The research team includes Ryals, an agro-ecologist, and postdoctoral researcher Gavin McNicol, now at Stanford University, the first author on the paper published in Nature Climate Change.
The team worked with Sustainable Organic Integrated Livelihoods (SOIL) Haiti, a nonprofit that works to design, test and implement sustainable and cost-effective solutions to the country’s sanitation crisis.
In Haiti, only 30 percent of the population has access to sewered sanitation and less than 1 percent of the human waste there is safely treated. The lack of safe treatment has fueled one of the largest and most virulent cholera epidemics in recent global history, SOIL said.
But off-site composting is a full-cycle sanitation solution, from waste collection all the way through transformation and reuse. SOIL provides toilets and removes waste from communities, preventing the spread of waterborne diseases. The composting process purifies the waste, provides jobs for more people, increases safety, protects the ocean, lakes and rivers, produces compost that is sold for agriculture and reforestation, and mitigates climate change.
“The compost itself becomes a carbon sink,” Ryals said. “We’ve already shown that spreading compost on grasslands helps the plants take carbon dioxide out of the atmosphere and increases water retention, and it’s an amazing resource to restore depleted soils.”
McNicol, who was a postdoc in Ryals’ lab at University of Hawaii – Manoa, said innovative thinking is increasingly important because of the world’s dwindling resources and the increasing number of informal settlements around the globe.
“Providing safe, sustainable sanitation can improve public health and strengthen local economies.
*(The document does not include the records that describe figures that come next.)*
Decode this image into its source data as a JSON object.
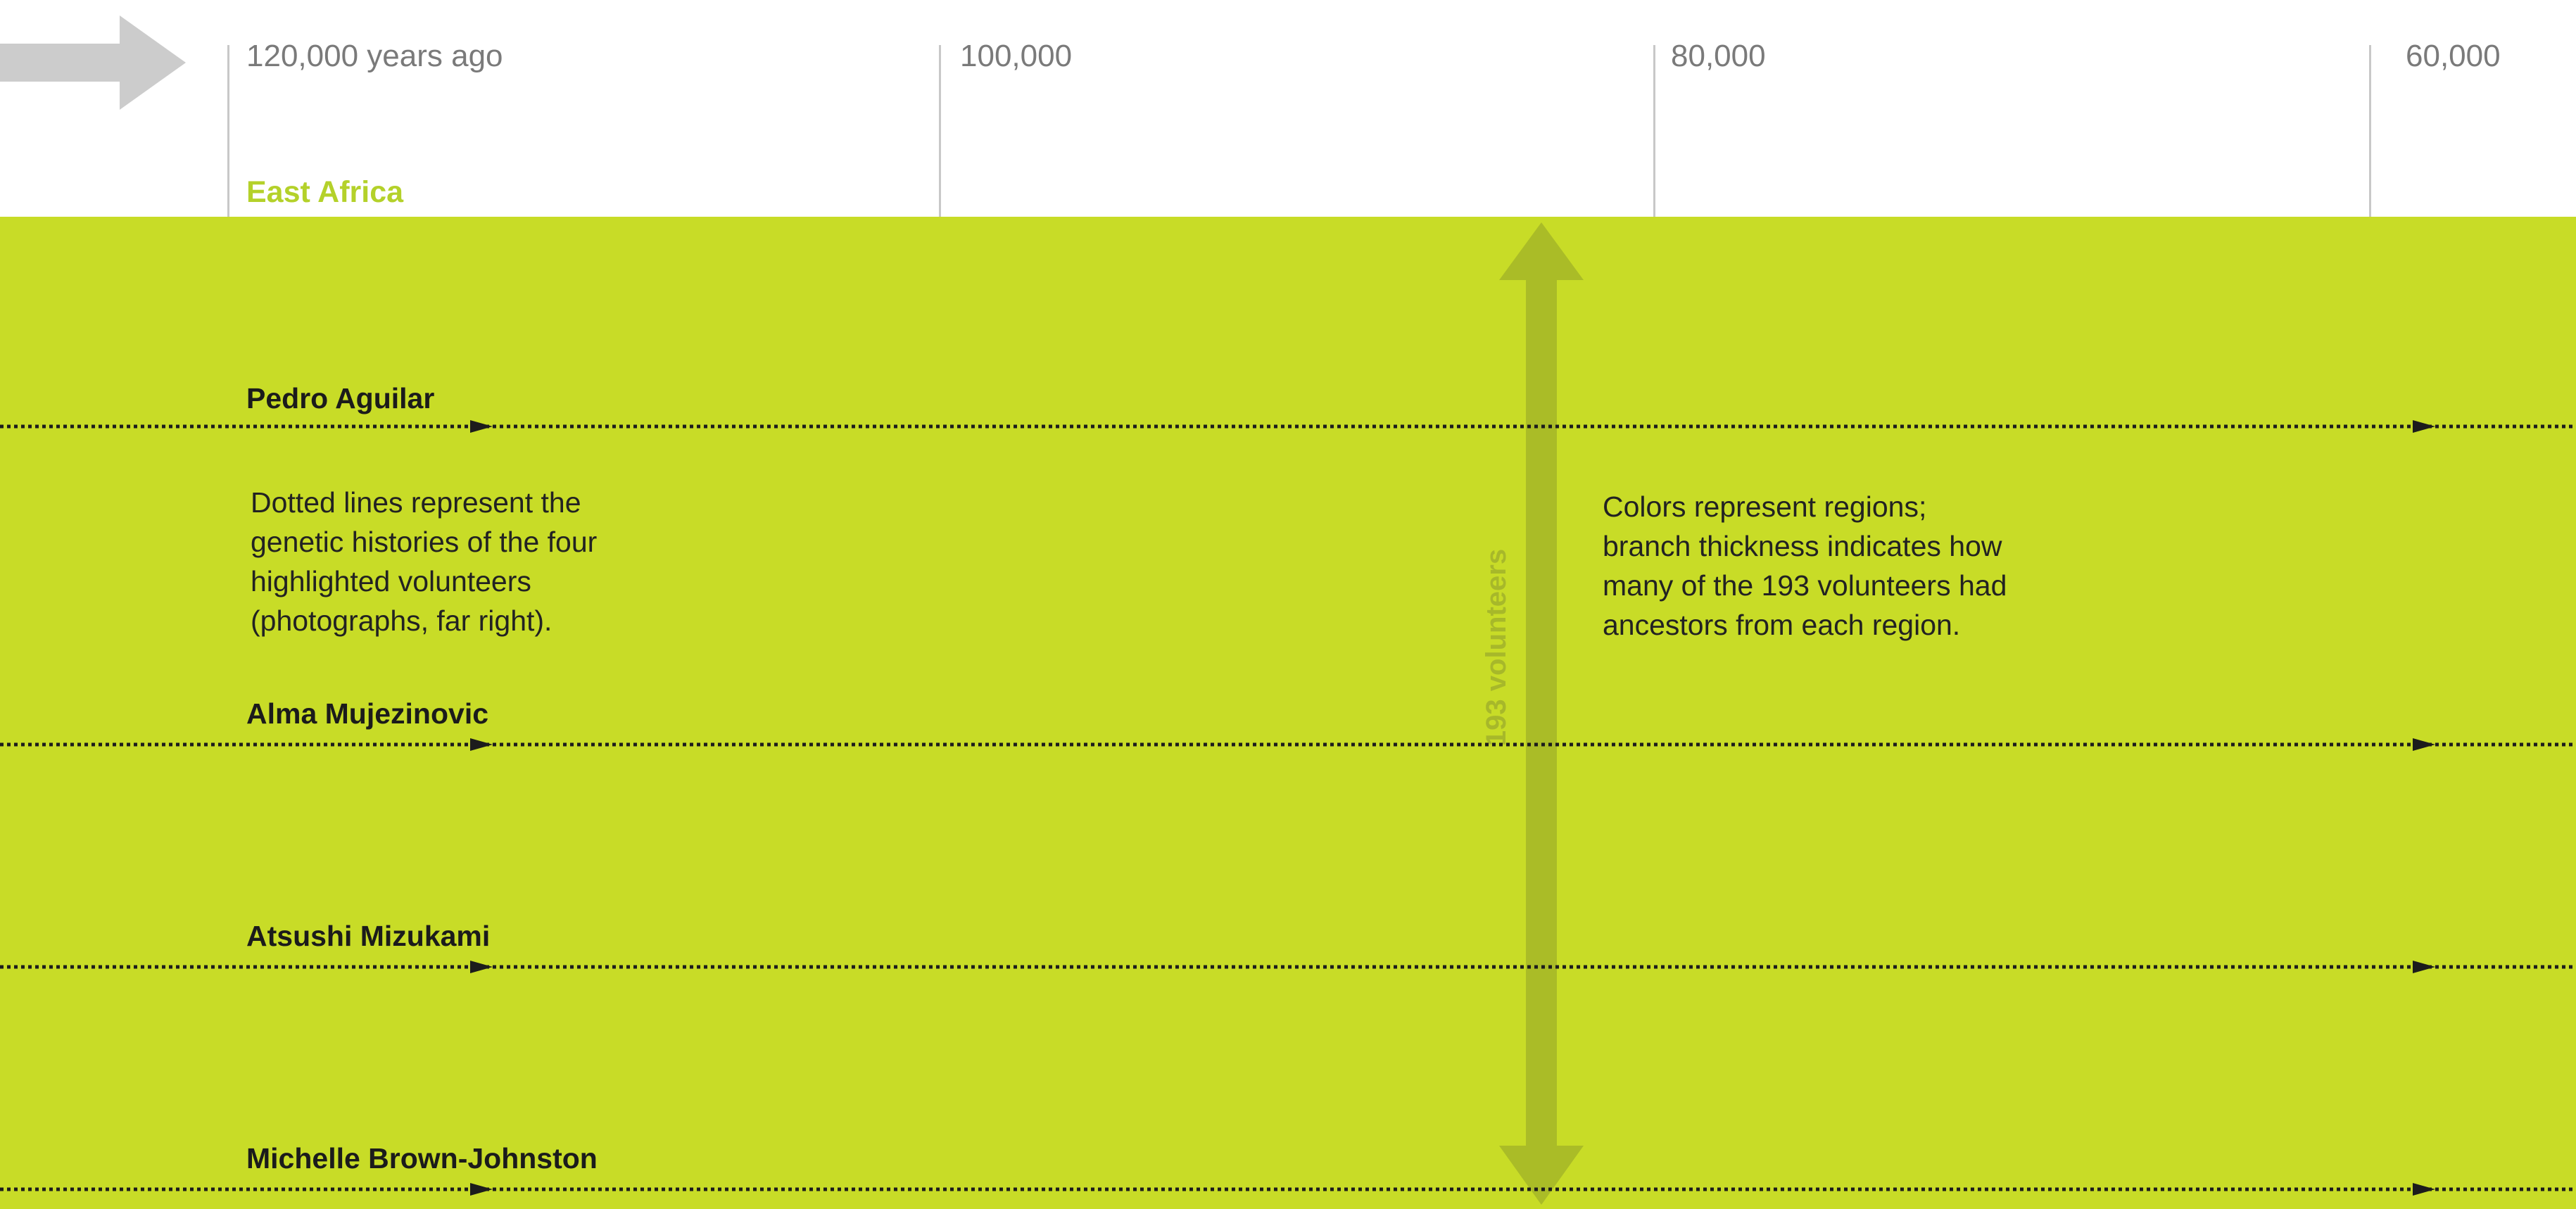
{
  "timeline": {
    "ticks": [
      {
        "label": "120,000 years ago"
      },
      {
        "label": "100,000"
      },
      {
        "label": "80,000"
      },
      {
        "label": "60,000"
      }
    ]
  },
  "region": {
    "name": "East Africa",
    "color": "#c8dc27",
    "label_color": "#b4d12a"
  },
  "lineages": [
    {
      "name": "Pedro Aguilar"
    },
    {
      "name": "Alma Mujezinovic"
    },
    {
      "name": "Atsushi Mizukami"
    },
    {
      "name": "Michelle Brown-Johnston"
    }
  ],
  "notes": {
    "dotted_lines": "Dotted lines represent the\ngenetic histories of the four\nhighlighted volunteers\n(photographs, far right).",
    "colors": "Colors represent regions;\nbranch thickness indicates how\nmany of the 193 volunteers had\nancestors from each region."
  },
  "volunteer_count": {
    "label": "193 volunteers"
  },
  "icons": {
    "nav": "arrow-right-icon",
    "count": "double-arrow-vertical-icon"
  }
}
Fewer people getting sick means fewer days lost from work and an increase in productivity. However, sanitation innovations such as off-site composting can also provide new revenue sources for sanitation providers,” he said. “The compost can be sold to recover some of the cost of service provision. With this study, we’re showing a large amount of methane can be mitigated, then monetized as carbon offsets.”
Ryals, who’s in the Department of Life and Environmental Sciences in the School of Natural Sciences, and her colleagues have a number of ongoing projects with SOIL. They plan to continue testing and quantifying climate-change mitigation data and looking at ways to scale up off-site composting.
“It’s a real privilege to work with a pioneering group like SOIL,” Ryals said. “Human waste is not a topic people like to discuss, but everyone needs access to safe, dignified sanitation, and the world needs sustainable waste disposal and treatment solutions.”